Thermal dependence of the intrinsic Trp fluorescence spectra (A) and the melting curves (B) of ACYI. The protein concentration was 1 mg/ml. The spectra were obtained with an excitation wavelength of 295 nm to avoid the contributions of the Tyr residues. The abnormal change of the parameters above 80°C was due to serious aggregation and was not used in further analysis. (A) The dotted arrows indicate the directions of the intensity changes and positions of the emission maximum wavelength of ACYI as the temperature increased. The spectrum recorded at 82°C is represented by a dotted line. (B) The intensity change of the intrinsic fluorescence at 330 nm (○) and the change of Parameter A (•) are shown. Parameter A, which is a sensitive tool to reflect the shape and position of the Trp fluorescence spectrum (31), was obtained by dividing the intensity at 320 nm by that at 365 nm.

FIGURE 7

Fitting of the experimental fluorescence spectra by the theoretical model of discrete states of Trp residues in proteins. (A–D) The fitting results of the spectra recorded at 30°C (A), 48°C (B), 64°C (C), and 78°C (D). The fitted spectra (dashed lines) are the sum of the four spectral components (solid lines), Classes A and S, I, II, and III fluorophores. The experimental data are represented by dotted lines. (E) The thermal dependence of the maximum intensity of Classes A and S (□), I (○), II (•), and III fluorophores (▪).

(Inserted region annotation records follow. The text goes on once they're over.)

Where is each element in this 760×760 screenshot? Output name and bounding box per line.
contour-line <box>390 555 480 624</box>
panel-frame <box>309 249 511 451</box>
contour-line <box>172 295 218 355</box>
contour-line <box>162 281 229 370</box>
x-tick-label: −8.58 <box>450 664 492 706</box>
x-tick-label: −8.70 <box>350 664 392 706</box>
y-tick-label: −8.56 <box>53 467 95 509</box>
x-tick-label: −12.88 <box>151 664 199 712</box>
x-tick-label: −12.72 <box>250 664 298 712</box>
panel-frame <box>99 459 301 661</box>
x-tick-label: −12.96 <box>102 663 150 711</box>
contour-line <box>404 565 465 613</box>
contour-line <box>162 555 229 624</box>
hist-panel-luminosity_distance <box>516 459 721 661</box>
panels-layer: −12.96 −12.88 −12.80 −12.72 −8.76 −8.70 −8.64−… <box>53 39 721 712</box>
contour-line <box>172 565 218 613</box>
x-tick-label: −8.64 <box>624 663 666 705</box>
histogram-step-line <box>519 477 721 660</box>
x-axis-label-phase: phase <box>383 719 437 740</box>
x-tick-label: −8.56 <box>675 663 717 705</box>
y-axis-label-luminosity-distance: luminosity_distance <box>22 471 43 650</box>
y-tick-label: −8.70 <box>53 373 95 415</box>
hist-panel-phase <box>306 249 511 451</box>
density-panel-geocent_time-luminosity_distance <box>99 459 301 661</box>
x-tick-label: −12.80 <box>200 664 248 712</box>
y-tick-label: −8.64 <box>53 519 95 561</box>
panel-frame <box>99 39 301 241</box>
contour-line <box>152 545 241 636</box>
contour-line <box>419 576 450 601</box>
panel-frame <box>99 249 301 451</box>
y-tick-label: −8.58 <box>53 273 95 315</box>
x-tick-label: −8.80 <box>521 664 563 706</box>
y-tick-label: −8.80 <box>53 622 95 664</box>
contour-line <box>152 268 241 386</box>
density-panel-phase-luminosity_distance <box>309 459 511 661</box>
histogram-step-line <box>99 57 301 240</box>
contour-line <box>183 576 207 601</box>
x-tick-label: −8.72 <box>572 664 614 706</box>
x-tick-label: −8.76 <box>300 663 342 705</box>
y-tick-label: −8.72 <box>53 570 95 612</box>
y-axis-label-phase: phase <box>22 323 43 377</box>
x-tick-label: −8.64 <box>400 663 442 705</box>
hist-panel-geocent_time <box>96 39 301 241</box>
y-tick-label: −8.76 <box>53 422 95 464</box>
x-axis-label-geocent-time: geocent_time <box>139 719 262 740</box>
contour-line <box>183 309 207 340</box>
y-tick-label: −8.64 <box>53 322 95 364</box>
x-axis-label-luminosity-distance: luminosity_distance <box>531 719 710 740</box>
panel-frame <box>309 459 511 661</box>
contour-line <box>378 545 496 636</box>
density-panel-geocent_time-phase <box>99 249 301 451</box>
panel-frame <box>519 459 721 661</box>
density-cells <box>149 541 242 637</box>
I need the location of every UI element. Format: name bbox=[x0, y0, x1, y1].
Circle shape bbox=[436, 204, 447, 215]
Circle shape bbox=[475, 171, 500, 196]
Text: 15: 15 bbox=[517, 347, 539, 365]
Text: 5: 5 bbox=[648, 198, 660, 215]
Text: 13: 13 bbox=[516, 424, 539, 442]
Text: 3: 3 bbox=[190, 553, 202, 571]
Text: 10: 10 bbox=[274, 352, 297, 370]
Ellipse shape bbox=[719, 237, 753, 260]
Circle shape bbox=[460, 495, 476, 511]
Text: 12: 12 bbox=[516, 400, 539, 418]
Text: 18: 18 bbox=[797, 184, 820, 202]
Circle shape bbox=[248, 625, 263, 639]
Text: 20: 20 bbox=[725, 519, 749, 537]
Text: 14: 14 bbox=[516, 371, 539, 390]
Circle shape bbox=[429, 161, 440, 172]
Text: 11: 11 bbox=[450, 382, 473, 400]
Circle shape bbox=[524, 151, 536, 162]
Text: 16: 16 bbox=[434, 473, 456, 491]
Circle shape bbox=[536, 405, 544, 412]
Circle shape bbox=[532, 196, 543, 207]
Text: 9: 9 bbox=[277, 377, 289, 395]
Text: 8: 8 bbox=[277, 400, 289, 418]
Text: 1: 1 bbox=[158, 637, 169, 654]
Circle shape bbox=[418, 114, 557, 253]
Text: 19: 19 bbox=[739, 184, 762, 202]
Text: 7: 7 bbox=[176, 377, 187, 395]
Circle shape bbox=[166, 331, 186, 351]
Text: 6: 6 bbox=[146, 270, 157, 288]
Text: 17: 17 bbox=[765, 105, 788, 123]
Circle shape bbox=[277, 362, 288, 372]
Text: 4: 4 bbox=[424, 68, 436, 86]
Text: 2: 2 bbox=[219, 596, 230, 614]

The dashed lines indicate the temperature range of the pretransitional stage.

FIGURE 8

Phase diagram analysis of the original IR (A) and intrinsic fluorescence (B) data. The phase diagram analysis was carried out as described previously (35). The FSD IR or fluorescence data were normalized by the corresponding intensity of the spectra recorded at 30°C. The phase diagram was constructed by the IR intensity at 1637 cm⁻¹ vs. 1628 cm⁻¹ (A) or the fluorescence intensity at 320 nm versus that at 365 nm (B). Each straight line in the phase diagram reflects a two-state process, and the joint position of two adjacent lines indicates that an intermediate appeared at the corresponding temperature.